As if that’s not scary enough, Dr. Curry explains how sitting for a significant period of time affects our whole body and overall wellness.

“Prolonged sitting can affect multiple organ systems in significant ways,” Dr. Curry said. “The most harmful effect is probably on the cardiovascular system.”

Staying seated for long hours can trigger the following:

  • Elevated blood pressure
  • Increased LDL (bad cholesterol) and triglycerides
  • Decreased HDL (good cholesterol)
  • Increased risk of chest pain or a heart attack
  • Decreased circulation in your legs, which may lead to varicose veins or even blood clots

But it’s not just your heart that is feeling the effects of your desk job, couch potato status or computer addiction. Your muscles, bones and even mood can be greatly affected by your level of daily activity.
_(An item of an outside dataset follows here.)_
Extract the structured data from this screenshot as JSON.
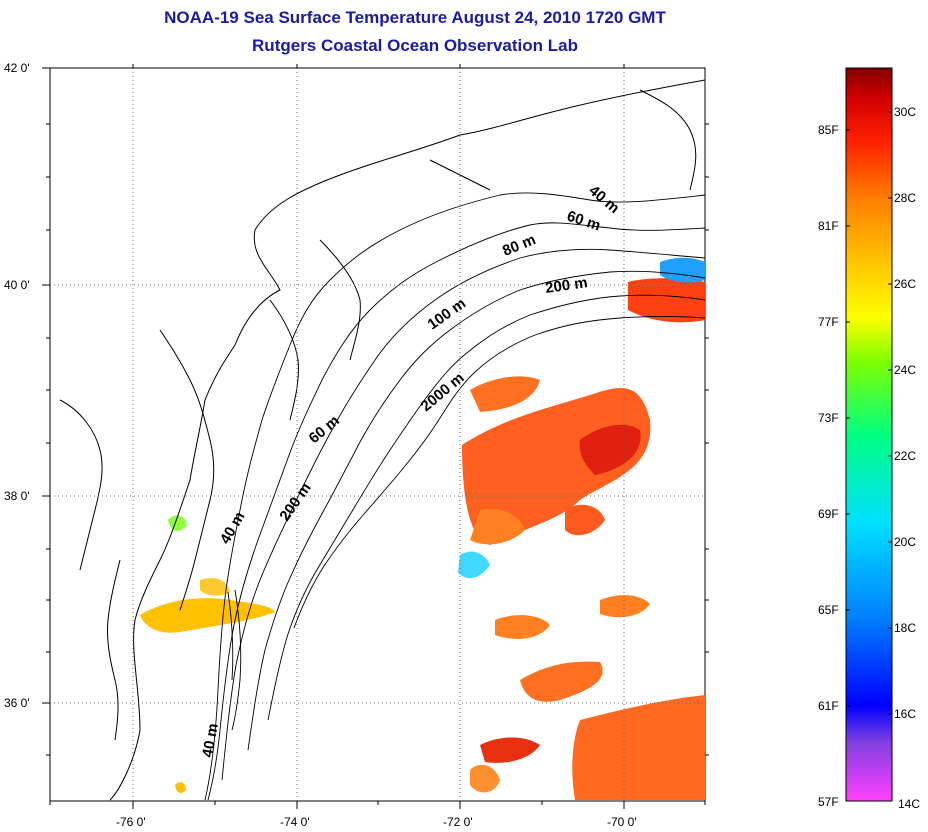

“Moving muscles keep blood and oxygen traveling to the brain and help trigger the release of mood-enhancing chemicals,” Dr. Curry said. “Without this release, there is an increased risk of depression.”

Some studies have even linked excessive sitting to an increased risk for colon, breast and endometrial cancers.

For those who think their daily workouts are enough to counteract the harmful effects of sitting, think again. Even regular exercise may not be enough. According to Dr. Curry, you need to increase your daily non-exercise activity.

Consider these tips to get moving at work:

  • Stand up at your desk or walk down the hallway every 30 to 60 minutes
  • Sit on an exercise ball or backless stool, which will activate your core muscles
  • Alternate between sitting and standing at your desk
  • Take the stairs to get from one floor to the next
  • Instead of emailing or calling co-workers, walk to their office
  • Park your car away from the door

Making a conscious effort to move during your work day can have ripple effects toward better health. So stand up for your health and get moving for a longer, healthier life.